Category: Stockmarket / Currency / Markets / Futures
ASX set for gains as US shares end mixed, Snapchat smashed
07:21 UTC+8 May 11, 2017 | Sue Lannin

Snapchat app on a mobile phone. (ABC News)
Snapchat may be a popular social media app, especially among teenagers, but its parent company, Snap Inc, is on the nose with investors after it made a $US2.2 billion loss for the first quarter.
Markets at 8:30 am (AEST):
- ASX 200 +0.20 pc to 5,883
- AUD: 73.50 US cents, 56.82 British pence, 83.97 Japanese yen, 67.61 euro cents, $NZ1.0763
- US: S&P 500 +0.11pc to 2,400, Dow Jones -0.16pc to 20,943, Nasdaq +0.14pc to 6,129
- Europe: Euro Stoxx flat at 391, FTSE +0.59pc to 7,385, DAX +0.07 pc to 12,758
- Commodities: Gold flat at $US1,218/ounce, Brent crude oil +3.2pc to $US50.28, iron ore flat at $US60.75
That is despite a nearly 300 per cent increase in revenue over the year to $US149.6 million.
Daily active users rose from 122 million for the same time last year to 166 million for the quarter.
Snap's shares plunged more than 20 per cent in afterhours trade.
Snapchat is facing increased competition for users from Facebook and Facebook-owned Instagram, which has 200 million daily users.
That is as its social media rivals increasingly copy its Snapchat stories format, which allows users to create an edited sequence.
Snap chief executive Evan Spiegel, who is engaged to Australian model Miranda Kerr, told an investor conference call that the company was working on improving the Snapchat app for Android phones.
Nearly one third of new users over the quarter were on Android phones.
Other US stocks were mixed after President Donald Trump fired the head of the FBI, James Comey.
The Nasdaq hit another record high thanks to a rally by computer graphics processor maker Nvidia, after it reported that quarterly revenue jumped by nearly half.
Major internet and cloud services companies such as Facebook, Google, Amazon, IBM, Microsoft and Alibaba Group use Nvidia's graphics processing technology.
Its shares jumped 18 per cent to $US121.29.
A rise in oil prices saw energy firms rally as US stockpiles fell.
Oil prices have fallen recently on worries that OPEC and other major oil producers will not be able to limit production and hold up prices.
But investors were disappointed with first quarter profit results from the Walt Disney Company.
The entertainment giant said profit at its cable networks fell slightly because of higher programming costs and a fall in subscribers at sports channel ESPN, which hurt revenue.
That was partially offset by a rise in revenue at Disney Channels and Freeform.
Overall, net income rose 11 per cent from the same time in 2016 to $US2.4 billion for the second quarter of 2017.
Its stock fell 2.4 per cent in after-hours trading.

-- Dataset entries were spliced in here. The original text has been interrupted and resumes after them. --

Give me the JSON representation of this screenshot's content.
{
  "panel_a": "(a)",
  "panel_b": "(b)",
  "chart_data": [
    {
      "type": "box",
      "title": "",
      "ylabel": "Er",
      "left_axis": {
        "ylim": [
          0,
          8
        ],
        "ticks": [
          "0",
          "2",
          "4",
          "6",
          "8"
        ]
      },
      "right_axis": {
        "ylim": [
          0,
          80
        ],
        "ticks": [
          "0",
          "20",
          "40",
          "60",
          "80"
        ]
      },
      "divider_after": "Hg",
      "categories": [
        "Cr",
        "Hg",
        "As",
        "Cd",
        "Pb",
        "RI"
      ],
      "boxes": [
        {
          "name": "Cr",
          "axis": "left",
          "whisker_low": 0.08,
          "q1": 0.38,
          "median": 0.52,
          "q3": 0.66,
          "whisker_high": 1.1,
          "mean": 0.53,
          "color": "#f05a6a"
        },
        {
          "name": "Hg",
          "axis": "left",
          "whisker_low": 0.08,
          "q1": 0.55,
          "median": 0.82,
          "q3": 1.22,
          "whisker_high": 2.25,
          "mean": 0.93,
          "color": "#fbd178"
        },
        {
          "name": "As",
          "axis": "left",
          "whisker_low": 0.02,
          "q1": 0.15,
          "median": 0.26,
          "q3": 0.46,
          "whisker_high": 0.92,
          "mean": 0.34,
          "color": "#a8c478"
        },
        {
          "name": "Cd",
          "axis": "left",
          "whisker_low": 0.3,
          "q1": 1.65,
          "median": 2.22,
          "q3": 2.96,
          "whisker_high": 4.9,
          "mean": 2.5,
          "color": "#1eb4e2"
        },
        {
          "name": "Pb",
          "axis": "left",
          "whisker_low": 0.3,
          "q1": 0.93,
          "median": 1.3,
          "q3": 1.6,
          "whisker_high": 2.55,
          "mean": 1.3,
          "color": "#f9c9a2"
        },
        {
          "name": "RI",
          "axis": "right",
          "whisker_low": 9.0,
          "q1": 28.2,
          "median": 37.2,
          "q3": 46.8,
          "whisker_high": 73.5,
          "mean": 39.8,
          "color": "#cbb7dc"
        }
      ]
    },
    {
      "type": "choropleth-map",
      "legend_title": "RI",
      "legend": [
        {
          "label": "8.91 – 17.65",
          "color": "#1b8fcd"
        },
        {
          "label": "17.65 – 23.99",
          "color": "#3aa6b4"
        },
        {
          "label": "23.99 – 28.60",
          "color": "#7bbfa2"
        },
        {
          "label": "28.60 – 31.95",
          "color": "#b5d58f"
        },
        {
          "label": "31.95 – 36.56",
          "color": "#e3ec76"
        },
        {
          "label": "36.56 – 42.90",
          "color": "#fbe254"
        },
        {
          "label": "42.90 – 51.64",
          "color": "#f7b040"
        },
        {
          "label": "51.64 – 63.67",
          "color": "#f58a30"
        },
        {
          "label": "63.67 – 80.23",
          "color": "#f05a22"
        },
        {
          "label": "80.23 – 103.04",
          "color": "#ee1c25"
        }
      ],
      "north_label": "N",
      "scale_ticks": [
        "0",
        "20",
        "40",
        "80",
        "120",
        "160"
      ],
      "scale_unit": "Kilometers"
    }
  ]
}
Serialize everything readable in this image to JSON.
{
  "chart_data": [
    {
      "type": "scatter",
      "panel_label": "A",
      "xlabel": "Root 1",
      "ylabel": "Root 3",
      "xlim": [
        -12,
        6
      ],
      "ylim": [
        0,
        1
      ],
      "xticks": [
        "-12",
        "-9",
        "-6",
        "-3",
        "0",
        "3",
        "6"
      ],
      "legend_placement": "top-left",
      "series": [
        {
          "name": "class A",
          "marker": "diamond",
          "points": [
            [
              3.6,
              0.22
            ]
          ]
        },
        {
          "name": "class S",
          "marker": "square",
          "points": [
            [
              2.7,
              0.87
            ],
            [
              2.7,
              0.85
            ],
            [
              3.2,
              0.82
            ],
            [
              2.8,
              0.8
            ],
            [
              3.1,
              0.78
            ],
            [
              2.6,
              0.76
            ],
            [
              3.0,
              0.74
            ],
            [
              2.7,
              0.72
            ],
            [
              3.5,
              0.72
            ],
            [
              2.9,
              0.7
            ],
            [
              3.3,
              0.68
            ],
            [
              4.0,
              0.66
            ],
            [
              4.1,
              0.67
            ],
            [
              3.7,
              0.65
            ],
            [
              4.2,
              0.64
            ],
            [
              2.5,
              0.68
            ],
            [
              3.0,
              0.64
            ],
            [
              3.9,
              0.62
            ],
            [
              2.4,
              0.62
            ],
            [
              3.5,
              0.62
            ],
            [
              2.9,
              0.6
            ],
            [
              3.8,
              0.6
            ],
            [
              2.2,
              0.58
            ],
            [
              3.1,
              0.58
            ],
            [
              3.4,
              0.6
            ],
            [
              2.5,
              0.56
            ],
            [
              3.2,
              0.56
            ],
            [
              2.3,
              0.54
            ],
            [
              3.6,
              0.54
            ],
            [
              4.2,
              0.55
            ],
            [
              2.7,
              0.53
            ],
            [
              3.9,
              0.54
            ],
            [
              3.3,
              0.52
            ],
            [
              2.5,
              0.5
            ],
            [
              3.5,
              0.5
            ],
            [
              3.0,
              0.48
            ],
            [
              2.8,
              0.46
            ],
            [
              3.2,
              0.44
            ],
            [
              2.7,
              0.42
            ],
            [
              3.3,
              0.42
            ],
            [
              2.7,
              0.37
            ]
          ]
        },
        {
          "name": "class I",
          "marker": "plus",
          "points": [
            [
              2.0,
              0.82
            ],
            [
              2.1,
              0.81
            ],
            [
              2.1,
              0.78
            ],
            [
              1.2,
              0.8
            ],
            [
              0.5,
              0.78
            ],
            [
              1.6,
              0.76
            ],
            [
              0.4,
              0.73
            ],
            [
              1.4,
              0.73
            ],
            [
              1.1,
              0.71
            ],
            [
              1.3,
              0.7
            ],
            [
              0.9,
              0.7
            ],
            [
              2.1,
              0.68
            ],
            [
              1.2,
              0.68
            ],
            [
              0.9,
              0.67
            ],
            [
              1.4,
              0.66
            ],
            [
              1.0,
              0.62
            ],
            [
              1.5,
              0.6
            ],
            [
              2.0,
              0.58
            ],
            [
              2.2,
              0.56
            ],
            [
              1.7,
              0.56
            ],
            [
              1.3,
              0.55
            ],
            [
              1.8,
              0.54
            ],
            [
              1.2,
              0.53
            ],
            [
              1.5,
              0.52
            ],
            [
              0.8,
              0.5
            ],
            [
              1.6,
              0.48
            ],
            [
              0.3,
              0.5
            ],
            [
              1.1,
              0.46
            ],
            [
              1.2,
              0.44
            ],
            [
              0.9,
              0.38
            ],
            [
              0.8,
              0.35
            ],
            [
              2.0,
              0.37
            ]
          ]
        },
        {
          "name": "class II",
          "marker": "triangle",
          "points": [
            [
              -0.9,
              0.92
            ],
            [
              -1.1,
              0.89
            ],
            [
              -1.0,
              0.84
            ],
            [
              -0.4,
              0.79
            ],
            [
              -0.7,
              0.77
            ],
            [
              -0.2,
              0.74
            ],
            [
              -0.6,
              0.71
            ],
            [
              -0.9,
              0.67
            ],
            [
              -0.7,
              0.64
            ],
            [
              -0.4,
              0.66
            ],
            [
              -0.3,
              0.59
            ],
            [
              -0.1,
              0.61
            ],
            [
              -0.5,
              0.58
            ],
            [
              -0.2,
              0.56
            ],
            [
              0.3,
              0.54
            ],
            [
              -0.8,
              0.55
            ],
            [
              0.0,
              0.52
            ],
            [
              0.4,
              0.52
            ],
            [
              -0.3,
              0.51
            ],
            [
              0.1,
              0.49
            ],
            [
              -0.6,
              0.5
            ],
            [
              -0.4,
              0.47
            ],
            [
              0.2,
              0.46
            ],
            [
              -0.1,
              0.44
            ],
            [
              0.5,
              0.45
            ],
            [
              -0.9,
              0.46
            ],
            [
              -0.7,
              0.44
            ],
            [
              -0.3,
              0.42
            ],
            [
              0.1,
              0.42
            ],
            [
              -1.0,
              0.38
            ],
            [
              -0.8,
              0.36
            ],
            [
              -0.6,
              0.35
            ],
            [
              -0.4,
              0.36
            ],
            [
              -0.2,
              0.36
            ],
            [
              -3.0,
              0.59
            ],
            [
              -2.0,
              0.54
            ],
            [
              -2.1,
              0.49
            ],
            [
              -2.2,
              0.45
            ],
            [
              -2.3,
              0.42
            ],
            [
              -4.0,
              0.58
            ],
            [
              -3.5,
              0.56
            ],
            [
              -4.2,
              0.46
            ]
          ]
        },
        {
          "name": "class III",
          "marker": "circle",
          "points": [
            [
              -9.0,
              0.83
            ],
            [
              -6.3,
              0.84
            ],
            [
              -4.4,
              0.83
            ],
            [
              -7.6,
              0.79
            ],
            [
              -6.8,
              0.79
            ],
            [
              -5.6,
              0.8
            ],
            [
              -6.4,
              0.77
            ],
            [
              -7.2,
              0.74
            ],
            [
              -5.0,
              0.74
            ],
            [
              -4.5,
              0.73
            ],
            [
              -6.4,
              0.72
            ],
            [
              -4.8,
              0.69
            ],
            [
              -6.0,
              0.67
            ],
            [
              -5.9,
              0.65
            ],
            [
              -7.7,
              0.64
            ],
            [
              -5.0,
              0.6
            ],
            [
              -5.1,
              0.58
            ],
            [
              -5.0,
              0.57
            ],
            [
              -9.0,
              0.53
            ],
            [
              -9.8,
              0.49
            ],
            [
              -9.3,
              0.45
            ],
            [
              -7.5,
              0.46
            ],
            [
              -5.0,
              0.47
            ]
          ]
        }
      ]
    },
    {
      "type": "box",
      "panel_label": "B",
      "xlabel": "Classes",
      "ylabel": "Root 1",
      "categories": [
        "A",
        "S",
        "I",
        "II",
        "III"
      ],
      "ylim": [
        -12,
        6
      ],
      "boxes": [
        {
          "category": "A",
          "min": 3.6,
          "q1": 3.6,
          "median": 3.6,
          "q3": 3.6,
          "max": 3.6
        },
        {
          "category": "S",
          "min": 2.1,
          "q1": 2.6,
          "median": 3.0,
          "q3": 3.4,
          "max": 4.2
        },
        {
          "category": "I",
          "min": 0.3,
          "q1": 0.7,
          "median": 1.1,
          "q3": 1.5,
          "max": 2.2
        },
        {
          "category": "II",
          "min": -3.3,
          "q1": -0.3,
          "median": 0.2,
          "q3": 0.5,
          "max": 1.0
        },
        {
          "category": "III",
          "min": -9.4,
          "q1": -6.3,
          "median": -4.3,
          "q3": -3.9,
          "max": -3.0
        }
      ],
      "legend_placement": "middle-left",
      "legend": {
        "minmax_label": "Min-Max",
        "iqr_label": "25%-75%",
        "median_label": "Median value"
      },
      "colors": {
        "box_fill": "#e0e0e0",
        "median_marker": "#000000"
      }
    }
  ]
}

ECB says bond buying program to stay for 2017
In Europe, shares closed near two-year highs in the wake of centrist Emmanuel Macron's victory in the French presidential election.
European Central Bank chief Mario Draghi spoke to the Dutch Parliament and gave an upbeat assessment of the current and expected business climate saying it was "clearly improving" in the euro area.
He said the ECB would continue its bond buying program in full in 2017.
It is expected the ECB could adjust its views on inflation next month, with Mr Draghi saying it was too early to say that inflation was picking up despite signs that the economy is improving.
"Incoming data confirm that the cyclical recovery of the euro area economy is becoming increasingly solid and that downside risks have further diminished," he said.
"Nevertheless, it is too early to declare success.
"Underlying inflation pressures continue to remain subdued and have yet to show a convincing upward trend."
Staying on central banks, the Reserve Bank of New Zealand left official rates on hold at 1.75 per cent.
ANZ said the tone of the RBNZ's communication remained cautious.